Posts Tagged ‘original sketch’

Project #2 – Red Gown with Asymmetric Shoulder – Final Pattern Alterations

October 7th, 2009

After finishing the baste stitching on the final pattern and trying the dress on, I discovered that the flare at the bottom of the dress is more prominent on one side. This means that there is more fabric on one side of the dress and the seams are not quite right. So, I decided to pull out all of the baste stitching and start again from scratch.
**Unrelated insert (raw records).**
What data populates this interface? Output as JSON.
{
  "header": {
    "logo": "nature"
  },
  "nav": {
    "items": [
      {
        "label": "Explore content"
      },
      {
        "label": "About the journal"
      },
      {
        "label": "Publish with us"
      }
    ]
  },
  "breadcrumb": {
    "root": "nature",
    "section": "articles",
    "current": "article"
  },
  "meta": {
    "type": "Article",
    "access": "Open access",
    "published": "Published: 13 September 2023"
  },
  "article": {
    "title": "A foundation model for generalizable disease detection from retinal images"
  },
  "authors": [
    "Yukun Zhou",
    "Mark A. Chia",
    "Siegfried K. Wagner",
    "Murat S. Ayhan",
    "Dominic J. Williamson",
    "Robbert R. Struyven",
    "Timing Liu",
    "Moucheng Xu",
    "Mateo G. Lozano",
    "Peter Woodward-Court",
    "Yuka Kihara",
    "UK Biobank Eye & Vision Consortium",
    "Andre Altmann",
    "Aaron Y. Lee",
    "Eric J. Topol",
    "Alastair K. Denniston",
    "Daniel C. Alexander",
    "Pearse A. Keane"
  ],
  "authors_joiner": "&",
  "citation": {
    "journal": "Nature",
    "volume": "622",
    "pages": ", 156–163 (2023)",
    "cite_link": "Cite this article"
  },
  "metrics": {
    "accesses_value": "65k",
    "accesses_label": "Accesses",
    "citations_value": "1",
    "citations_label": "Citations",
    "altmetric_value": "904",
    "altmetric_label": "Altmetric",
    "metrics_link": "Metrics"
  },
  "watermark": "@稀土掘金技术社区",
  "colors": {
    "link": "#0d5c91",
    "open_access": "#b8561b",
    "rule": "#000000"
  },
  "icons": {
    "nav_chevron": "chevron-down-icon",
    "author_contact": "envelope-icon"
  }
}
Since both pattern pieces match up evenly and the mistake was made in the pinning process, I did not need to rework the final pattern. To make pinning the dress around the form a bit easier this time, I started out by pinning the front and back panels to each other on all seams. After balancing the material out, draping the sides and finishing pinning, I baste stitched the seams again. I tried the dress on and it appears that the seams are matched up evenly this time. The fit is good and the bottom of the dress flows beautifully when I walk.

pinned muslin pattern

Once I was happy with the fit, I put the pattern back on the dress form and stylized the armhole. The armhole turned out to be one of my favorite parts of the dress and it wasn’t even in the original sketch! It dips down underneath the armpit and shows enough skin to look sexy chic and not too over the top. I also started on the pattern for the shell shape that will cover the right breast by cutting a large enough piece of muslin and attaching interfacing in the middle for stiffness. Unfortunately, the stiffness is not enough to hold the material up (the material is pinned to the form in the photo) so I am looking into other options. I read about using pellon interfacing for extreme stiffness and decided to explore that as an option…

final dress pattern

Project #2 – Red Gown with Asymmetric Shoulder – Pattern Draft

September 23rd, 2009

After cutting out the bottom panels from muslin, I started to work on the pattern for the top. I can’t imagine how one would be able to draw the pattern out so I decided on the draping method with the help of Draping for Fashion Design by Hilde Jaffe & Nurie Relis. In order to determine the length of muslin I would need, I draped the fabric true to design and cut around it leaving at least 2 inches extra for movement and seam allowance (to be determined).

draped dress form

Once I had the muslin cut and draped for the top, I decided to baste stitch the bottom panels to test out the pattern. I’m very pleased with the skirt panels and didn’t feel the need to make any changes to the original pattern. I then draped both of the panels together to determine overall look and possible changes. The hem was also pinned up to see how the dress would fall. It turned out to be an exact replica of the original sketch. I’m loving it!

dress asymmetric shoulder

My ultimate goal is to somehow combine the top and bottom pattern into one. The design calls for an overall smooth, clean-line look. If I keep the dress in two panels, it comes off as too bridesmaid-y. After the top pattern is completed, I am going to try to combine the panels on paper. We shall see how that goes!